5 main risks Kolibri creators mitigate
As an algorithmic stablecoin, Kolibri relies heavily on smart contracts. This peculiarity is its main strength, although it also possesses several weaknesses. Below are 5 key vulnerabilities of the Kolibri project:
- Protocol-based: The Tezos blockchain develops at a fast pace, and the project founders recognize the possible difficulties the new features may bring. Among others, Kolibri creators keep in touch with Nomadic Labs’ protocol developers to keep the essential parts of the project safe.
- Economic: The overcollateralization ratio is currently 200% — but the collected stability fund is not yet sufficient. Until it is, the risk of a sudden fall of the collateral behind kUSD is critical.
- Liquidation: In Kolibri’s case, liquidation occurs during sudden undercollateralization and means that users keep their kUSD while the underlying XTZ are used to close the loan difference. The VWAP price feed from Harbinger Oracle is used to mitigate this risk. In practice, it reduces the possible speed of a flash crash of the price to a minimum of 6 minutes.
- Software-connected: Bugs are typical for any software, and frequent tests and security reviews are performed by the team and outsourced from third parties to eliminate potential problems.
- Hacks: Hacks are common in DeFi, and the Kolibri stablecoin also faces this risk. The project creators recognize the threat of malicious attacks and have already conducted a security audit (performed by Least Authority on February 17, 2021).

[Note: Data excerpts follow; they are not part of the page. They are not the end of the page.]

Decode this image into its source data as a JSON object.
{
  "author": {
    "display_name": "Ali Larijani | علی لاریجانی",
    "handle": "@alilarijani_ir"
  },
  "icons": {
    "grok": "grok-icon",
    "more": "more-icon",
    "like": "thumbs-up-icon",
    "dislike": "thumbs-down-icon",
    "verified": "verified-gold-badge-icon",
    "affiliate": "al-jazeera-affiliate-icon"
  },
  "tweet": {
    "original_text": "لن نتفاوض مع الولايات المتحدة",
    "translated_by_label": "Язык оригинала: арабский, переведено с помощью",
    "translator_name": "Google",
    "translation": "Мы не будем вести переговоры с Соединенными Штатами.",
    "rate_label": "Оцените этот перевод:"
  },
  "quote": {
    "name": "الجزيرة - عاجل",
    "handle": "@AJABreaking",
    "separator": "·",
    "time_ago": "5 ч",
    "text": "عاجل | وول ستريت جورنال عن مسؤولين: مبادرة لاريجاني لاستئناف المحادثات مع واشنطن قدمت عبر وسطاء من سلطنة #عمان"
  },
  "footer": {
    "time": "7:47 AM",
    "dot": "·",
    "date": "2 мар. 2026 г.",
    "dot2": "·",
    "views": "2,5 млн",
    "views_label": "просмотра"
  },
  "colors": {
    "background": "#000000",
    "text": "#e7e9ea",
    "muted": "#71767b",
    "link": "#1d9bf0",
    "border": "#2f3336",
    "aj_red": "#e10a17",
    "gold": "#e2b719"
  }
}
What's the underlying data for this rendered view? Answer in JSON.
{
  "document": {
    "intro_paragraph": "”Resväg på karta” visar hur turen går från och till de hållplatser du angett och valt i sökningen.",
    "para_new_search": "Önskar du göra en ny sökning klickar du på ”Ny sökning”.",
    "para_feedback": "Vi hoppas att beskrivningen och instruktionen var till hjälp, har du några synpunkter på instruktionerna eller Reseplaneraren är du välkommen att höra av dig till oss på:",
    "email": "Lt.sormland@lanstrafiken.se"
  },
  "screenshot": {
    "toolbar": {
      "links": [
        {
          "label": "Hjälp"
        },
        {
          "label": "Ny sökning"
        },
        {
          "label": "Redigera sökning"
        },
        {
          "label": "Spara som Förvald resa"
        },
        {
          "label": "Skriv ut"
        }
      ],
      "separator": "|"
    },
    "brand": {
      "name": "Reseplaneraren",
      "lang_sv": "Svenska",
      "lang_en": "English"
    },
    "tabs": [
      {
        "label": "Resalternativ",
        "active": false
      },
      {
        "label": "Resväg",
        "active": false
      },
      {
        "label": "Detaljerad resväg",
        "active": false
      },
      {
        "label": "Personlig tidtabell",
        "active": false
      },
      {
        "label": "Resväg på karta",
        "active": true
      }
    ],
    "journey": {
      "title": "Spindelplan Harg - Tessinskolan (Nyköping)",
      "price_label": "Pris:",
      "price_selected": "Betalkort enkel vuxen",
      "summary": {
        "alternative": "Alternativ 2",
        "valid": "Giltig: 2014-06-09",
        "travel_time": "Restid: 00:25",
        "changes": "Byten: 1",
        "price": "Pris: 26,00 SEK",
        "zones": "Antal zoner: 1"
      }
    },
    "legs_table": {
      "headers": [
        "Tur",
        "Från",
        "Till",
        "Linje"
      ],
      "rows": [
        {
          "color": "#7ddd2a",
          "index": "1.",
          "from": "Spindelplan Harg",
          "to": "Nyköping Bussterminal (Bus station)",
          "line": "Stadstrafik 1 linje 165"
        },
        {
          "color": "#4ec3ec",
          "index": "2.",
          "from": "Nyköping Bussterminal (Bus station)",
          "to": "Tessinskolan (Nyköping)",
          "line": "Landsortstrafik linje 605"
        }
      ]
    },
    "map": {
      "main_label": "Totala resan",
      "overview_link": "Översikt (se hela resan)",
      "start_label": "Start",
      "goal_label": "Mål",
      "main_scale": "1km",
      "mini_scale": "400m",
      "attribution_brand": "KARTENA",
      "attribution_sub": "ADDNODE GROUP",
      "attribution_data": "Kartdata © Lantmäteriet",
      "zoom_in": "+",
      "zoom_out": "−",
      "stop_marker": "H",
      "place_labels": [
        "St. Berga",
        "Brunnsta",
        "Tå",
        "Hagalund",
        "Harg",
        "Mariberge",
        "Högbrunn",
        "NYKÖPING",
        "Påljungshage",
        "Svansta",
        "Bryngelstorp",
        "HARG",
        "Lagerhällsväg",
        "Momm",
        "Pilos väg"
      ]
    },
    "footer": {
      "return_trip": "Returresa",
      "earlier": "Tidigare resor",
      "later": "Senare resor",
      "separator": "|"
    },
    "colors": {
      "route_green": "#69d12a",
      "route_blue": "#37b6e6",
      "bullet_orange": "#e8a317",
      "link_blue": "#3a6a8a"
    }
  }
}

How to start using Kolibri
- On Kolibri’s page, you must connect your Temple Wallet and make sure that you have some XTZ in there. Check out our guide on how to start using the Temple Wallet for reference.
- Pick an oven by pressing the “Create new Oven” button. The system will ask you to choose a baker or pick a preferred one.
- Click “Deposit” and put some XTZ in as collateral. Note the 200% overcollateralization ratio: 2 XTZ will let you borrow 1 kUSD.
- Generate the allowed amount of kUSD by clicking “Borrow kUSD” on the new oven.
- To prevent under-collateralization, you should ensure to deposit sufficient XTZ and to repay kUSD in a timely manner. For further details, please check out our explanation on liquidation mechanics in our post on how the lending protocol works.
Nowadays, Kolibri is seen as one of the most promising projects on the Tezos blockchain. In recent news, its creators have launched a DAO and initiated a governance token called $kDAO. The Kolibri Liquidity Pool is a recent incentive to create an extra use case for kUSD. We, at MadFish Solutions, support this project with the Temple Wallet connection and the trading of minted kUSD on QuipuSwap.